His buildings have a commanding presence, yet they prove the power of judicious intervention, showing us again and again that modesty in approach and boldness in overall result are not mutually exclusive. Humility resides alongside strength. While some have called his architecture quiet, his buildings masterfully assert their presence, engaging many of our senses, not just our sight but also our senses of touch, hearing and smell.
Zumthor has a keen ability to create places that are much more than a single building. His architecture expresses respect for the primacy of the site, the legacy of a local culture and the invaluable lessons of architectural history. The Kolumba Museum in Cologne, for example, is not only a startling contemporary work but also one that is completely at ease with its many layers of history. Here, Zumthor has produced a building that emerges from the remains of a bombed church in the most inevitable and lyrical of ways, intertwining place and memory in an entirely new palimpsest. This has always been the compelling character of this architect’s work, from the singular yet universal breath of faith inscribed in the tiny field chapel in the village of Wachendorf, Germany, to the mineral mist in the thermal baths at Vals, Switzerland. For him, the role of the architect is not just to construct a fixed object but also to anticipate and choreograph the experience of moving through and around a building.

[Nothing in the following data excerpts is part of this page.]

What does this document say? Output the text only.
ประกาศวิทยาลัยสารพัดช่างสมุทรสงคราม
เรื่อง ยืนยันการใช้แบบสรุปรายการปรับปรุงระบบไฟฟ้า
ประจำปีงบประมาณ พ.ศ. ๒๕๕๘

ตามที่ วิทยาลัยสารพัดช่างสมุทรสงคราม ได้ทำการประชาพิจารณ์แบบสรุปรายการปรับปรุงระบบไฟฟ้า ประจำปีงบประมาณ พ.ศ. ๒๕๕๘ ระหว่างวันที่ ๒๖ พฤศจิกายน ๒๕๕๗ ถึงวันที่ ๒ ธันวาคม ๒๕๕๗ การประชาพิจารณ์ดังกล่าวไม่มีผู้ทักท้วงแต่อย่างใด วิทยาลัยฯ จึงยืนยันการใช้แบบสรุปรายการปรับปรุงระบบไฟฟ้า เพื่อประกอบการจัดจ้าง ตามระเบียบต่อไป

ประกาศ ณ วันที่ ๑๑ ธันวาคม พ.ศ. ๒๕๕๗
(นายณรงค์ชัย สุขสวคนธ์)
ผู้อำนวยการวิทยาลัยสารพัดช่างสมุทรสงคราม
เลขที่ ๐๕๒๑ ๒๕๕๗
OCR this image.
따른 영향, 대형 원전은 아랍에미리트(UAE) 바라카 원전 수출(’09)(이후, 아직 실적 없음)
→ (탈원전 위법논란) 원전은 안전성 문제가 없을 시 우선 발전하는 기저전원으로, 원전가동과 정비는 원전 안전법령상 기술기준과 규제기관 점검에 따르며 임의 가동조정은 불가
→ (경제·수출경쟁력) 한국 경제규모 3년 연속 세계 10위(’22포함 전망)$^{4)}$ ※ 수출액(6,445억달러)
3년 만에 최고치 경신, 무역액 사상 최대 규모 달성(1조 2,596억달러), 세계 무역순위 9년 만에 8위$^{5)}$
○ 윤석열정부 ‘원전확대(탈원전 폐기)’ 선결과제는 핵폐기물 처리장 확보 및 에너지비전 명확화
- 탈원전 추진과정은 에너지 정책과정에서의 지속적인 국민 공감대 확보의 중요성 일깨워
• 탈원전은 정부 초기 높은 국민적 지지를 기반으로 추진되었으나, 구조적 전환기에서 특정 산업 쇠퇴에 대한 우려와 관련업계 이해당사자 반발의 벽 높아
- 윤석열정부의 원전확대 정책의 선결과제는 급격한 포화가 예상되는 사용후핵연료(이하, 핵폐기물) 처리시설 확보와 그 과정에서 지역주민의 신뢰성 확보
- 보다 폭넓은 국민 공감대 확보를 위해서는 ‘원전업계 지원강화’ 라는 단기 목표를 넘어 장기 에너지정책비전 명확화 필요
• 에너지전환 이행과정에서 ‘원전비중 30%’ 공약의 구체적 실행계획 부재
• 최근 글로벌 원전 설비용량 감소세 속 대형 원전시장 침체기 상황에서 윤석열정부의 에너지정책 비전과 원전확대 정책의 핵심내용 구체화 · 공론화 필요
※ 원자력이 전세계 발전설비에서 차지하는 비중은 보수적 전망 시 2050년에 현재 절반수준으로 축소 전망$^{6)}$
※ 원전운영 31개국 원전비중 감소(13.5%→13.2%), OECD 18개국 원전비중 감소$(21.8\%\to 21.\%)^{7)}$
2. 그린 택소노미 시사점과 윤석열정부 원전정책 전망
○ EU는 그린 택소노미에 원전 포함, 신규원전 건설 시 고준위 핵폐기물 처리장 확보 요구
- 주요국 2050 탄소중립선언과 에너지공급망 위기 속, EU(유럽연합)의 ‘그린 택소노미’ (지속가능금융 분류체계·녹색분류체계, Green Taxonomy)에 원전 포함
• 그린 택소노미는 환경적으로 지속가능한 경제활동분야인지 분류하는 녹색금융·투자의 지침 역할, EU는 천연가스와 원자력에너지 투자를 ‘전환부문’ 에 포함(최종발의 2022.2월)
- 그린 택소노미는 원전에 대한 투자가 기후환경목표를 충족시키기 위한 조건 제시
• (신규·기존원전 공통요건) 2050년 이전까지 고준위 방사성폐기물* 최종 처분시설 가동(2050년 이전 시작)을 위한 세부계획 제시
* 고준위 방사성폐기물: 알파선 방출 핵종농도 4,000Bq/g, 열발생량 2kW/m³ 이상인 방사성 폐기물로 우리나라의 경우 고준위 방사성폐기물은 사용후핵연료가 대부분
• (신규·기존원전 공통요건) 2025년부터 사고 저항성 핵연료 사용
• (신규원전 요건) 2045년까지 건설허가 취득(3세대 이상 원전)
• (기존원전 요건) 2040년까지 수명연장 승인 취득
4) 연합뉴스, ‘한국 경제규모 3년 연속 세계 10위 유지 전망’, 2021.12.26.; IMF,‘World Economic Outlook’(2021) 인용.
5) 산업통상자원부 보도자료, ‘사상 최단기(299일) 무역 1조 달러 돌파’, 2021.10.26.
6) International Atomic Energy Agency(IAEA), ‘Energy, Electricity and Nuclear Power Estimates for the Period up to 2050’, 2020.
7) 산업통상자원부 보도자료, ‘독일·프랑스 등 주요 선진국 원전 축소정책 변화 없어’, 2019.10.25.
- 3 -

In Zumthor’s skillful hands, like those of the consummate craftsman, materials from cedar shingles to sandblasted glass are used in a way that celebrates their own unique qualities, all in the service of an architecture of permanence. The same penetrating vision and subtle poetry are evident in his writings as well, which, like his portfolio of buildings, have inspired generations of students. In paring down architecture to its barest yet most sumptuous essentials, he has reaffirmed architecture’s indispensable place in a fragile world. For all of these reasons, Peter Zumthor is the recipient of the 2009 Pritzker Architecture Prize.